For almost 10 years, young people in Hay River have learned how to pitch a business idea through the Dragons’ Den Challenge.
The annual event – based on the popular CBC program Dragons’ Den – has been presented since 2010 by the Rotary Club of Hay River Sunrise.
Tom Lakusta, the co-ordinator of the Dragons’ Den Challenge, said the idea is to encourage entrepreneurship among young people.
Lakusta came up with the idea after noticing his children watched the CBC show and hearing that other young people were also fans.
“And that got me thinking if school kids are watching this TV show and it’s about entrepreneurial ideas, I wonder if they would be interested in participating in something like this directly,” he recalled. “So then that got Rotary interested in contacting CBC to get access for use of the Dragons’ Den logo and things like that. We got approval to do so as long as we did it in a way that nobody was making any money off it.”
This year’s Dragons’ Den Challenge is tentatively set for Dec. 10, and will feature students in Grade 4 to Grade 9.
“It’s for kids to realize that they could start their adult working lives by creating a job for themselves and they don’t necessarily need to be an employee for somebody else, that they can take control of that themselves,” said Lakusta.
The Rotary Club hasn’t tracked whether participating students have gone on to become entrepreneurs after graduating from school.
“What we have noticed, though, is that the kids that have decided to be involved in the Dragons’ Den come away with greater confidence in themselves and public speaking skills, and an ability to think through a project from the beginning to the end,” Lakusta said.
Some students immediately put their ideas into practice.
Rochelle Smith, now a 14-year-old Grade 10 student at Diamond Jenness Secondary School, twice pitched ideas at the Dragons’ Den Challenge.
“And a lot of people after my last Dragons’ Den presentation, which was a party planning business, asked me to plan parties for them,” she said. “I did a few.”
She has not continued with party planning because she has become busy with her studies for Grade 10.
However, Rochelle Smith noted that her younger sister, Corrine Smith, has continued with an idea from the Dragons’ Den Challenge.
Corrine Smith now creates art pieces called Picturesque Pebbles.
“She’s been really dedicated to that and it’s because of Dragons’ Den,” said Rochelle.
She praises the benefits of Dragons’ Den Challenge.
“It’s a really helpful thing,” she said. “I think it’s a really good thing to have in this community and it does help a lot of kids start their own little businesses.”

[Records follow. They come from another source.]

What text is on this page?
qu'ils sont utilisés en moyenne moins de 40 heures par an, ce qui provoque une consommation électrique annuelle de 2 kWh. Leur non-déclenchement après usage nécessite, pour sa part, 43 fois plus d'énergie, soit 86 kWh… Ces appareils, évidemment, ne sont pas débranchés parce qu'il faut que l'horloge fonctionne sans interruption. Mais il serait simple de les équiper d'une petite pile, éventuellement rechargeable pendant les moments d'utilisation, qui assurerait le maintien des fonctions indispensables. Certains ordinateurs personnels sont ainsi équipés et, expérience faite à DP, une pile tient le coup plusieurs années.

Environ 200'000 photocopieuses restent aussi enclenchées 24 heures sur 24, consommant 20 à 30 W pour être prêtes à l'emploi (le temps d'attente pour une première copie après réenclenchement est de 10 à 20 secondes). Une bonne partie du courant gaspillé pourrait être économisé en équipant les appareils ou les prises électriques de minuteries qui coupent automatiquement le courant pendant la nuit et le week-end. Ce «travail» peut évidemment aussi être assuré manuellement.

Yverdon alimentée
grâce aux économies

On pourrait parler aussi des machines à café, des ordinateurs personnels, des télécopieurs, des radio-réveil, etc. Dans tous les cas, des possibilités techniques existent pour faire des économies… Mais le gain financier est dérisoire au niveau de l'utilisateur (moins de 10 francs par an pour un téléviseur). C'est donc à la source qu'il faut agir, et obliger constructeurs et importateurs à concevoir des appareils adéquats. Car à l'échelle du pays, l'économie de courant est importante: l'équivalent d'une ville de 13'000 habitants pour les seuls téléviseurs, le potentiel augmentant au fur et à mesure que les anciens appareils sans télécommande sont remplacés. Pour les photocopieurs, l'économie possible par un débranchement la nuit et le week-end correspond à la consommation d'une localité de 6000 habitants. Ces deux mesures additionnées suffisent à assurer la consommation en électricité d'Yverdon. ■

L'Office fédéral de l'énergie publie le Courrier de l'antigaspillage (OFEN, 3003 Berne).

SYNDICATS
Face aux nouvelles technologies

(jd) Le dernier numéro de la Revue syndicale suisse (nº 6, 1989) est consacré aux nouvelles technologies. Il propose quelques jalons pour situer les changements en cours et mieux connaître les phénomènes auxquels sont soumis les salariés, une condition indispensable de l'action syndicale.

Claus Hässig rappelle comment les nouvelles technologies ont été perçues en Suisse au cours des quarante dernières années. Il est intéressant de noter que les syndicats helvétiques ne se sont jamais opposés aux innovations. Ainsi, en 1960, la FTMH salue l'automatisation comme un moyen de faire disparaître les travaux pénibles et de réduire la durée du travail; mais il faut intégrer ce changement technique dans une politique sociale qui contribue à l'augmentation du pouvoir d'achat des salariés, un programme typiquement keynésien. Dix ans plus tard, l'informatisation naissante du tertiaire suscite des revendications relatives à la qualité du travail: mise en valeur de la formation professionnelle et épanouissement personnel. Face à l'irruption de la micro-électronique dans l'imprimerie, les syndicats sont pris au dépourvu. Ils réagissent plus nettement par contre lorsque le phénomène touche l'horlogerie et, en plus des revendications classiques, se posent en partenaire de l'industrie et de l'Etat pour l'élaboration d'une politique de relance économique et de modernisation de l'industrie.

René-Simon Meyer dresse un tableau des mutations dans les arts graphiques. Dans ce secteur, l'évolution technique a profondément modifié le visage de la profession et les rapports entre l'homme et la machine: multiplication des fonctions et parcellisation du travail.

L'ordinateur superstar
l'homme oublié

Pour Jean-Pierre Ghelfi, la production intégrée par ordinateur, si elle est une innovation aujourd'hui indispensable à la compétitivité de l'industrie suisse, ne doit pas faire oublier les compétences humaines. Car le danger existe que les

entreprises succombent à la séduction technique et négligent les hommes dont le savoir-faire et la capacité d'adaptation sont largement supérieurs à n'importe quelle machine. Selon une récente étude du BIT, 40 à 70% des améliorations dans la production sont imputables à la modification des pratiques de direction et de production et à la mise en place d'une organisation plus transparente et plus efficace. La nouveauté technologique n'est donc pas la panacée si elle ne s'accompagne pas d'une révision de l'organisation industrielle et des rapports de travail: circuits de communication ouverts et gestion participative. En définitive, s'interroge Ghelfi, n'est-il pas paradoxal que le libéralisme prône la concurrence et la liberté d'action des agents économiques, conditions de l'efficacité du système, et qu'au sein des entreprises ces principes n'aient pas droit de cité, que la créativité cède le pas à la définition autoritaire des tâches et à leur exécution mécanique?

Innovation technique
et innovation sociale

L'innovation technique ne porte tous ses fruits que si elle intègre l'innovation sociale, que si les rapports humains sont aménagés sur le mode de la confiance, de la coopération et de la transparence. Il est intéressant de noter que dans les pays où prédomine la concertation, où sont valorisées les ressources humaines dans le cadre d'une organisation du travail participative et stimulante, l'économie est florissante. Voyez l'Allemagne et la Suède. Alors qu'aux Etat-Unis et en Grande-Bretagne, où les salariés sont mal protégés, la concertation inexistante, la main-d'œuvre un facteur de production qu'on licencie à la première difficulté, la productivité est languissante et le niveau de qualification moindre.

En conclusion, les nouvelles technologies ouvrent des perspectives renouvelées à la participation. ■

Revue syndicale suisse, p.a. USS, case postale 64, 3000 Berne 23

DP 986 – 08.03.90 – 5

Rochelle noted that making a presentation helps a student plan out a business.
“It really gives you a sense of what it would be like to have that business,” she said.
Lakusta noted that some other students have also developed their ideas into reality.
The co-ordinator said he is impressed with every student who makes a pitch at the Dragons’ Den Challenge.
“These kids are taking something very difficult and they’re willing to take on that challenge,” he said. “It truly is a challenge for them to do it.”
Lakusta said, on average, 20-30 students participate each year.